La direction générale du Port Autonome de Conakry (PAC) et ses partenaires concessionnaires ont fait front commun face aux médias ce mercredi 24 juin 2026. L’objectif : expliciter la 399e place occupée par la Guinée au dernier classement mondial de performance portuaire, et dévoiler un plan de riposte d’envergure porté par l’extension massive des infrastructures.
C’est un exercice de transparence et de cadrage auquel s’est prêtée la communauté portuaire de Conakry.
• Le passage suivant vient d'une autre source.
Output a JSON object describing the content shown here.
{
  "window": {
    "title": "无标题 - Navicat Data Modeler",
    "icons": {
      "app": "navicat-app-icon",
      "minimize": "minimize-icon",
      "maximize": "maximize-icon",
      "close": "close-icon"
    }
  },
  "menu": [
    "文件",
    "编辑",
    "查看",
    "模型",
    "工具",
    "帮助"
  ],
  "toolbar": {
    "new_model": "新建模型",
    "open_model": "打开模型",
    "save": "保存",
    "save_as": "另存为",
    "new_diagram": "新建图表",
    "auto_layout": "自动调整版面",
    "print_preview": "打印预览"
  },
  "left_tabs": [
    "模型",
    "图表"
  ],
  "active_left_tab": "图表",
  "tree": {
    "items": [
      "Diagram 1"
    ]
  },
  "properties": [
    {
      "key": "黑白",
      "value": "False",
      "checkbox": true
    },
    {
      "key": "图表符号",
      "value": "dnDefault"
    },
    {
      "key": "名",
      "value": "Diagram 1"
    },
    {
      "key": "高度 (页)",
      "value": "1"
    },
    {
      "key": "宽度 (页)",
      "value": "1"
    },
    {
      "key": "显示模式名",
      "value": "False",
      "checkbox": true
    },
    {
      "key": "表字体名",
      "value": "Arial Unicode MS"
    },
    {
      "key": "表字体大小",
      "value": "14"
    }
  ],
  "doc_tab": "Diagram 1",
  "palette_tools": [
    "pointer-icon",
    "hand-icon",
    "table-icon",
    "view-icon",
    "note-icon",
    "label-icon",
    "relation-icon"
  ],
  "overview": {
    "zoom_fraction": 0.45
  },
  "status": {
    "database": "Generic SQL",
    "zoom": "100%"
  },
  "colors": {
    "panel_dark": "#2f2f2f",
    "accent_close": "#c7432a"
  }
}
Suite à la publication de l’Indice de Performance des Ports à Conteneurs (CPPI 2025) par la Banque mondiale et S&P Global Market Intelligence, qui relègue Conakry au 399e rang sur 400 mondiaux, la direction générale du PAC et le groupe AGL (Africa Global Logistics) ont tenu à replacer ce résultat dans son contexte réel. Loin d’un constat d’échec, ce score traduit surtout la crise de croissance d’un hub maritime en pleine mutation.

Prenant la parole, le Directeur Général du PAC, Aly Koïta, a expliqué avec pragmatisme les raisons de ce recul brutal. Selon lui, le port subit de plein fouet le contrecoup d’un boom économique national sans précédent. « L’État a anticipé cette hausse. Le volume du trafic explose, porté notamment par la dynamique du projet Simandou. Le port avait besoin de grandir, mais l’État n’ayant pas les ressources immédiates, il a opté pour un partenariat public-privé (PPP). Le privé apporte les moyens matériels, financiers et l’expertise pour que nous ne soyons pas rattrapés par le temps », a clarifié Aly Koïta.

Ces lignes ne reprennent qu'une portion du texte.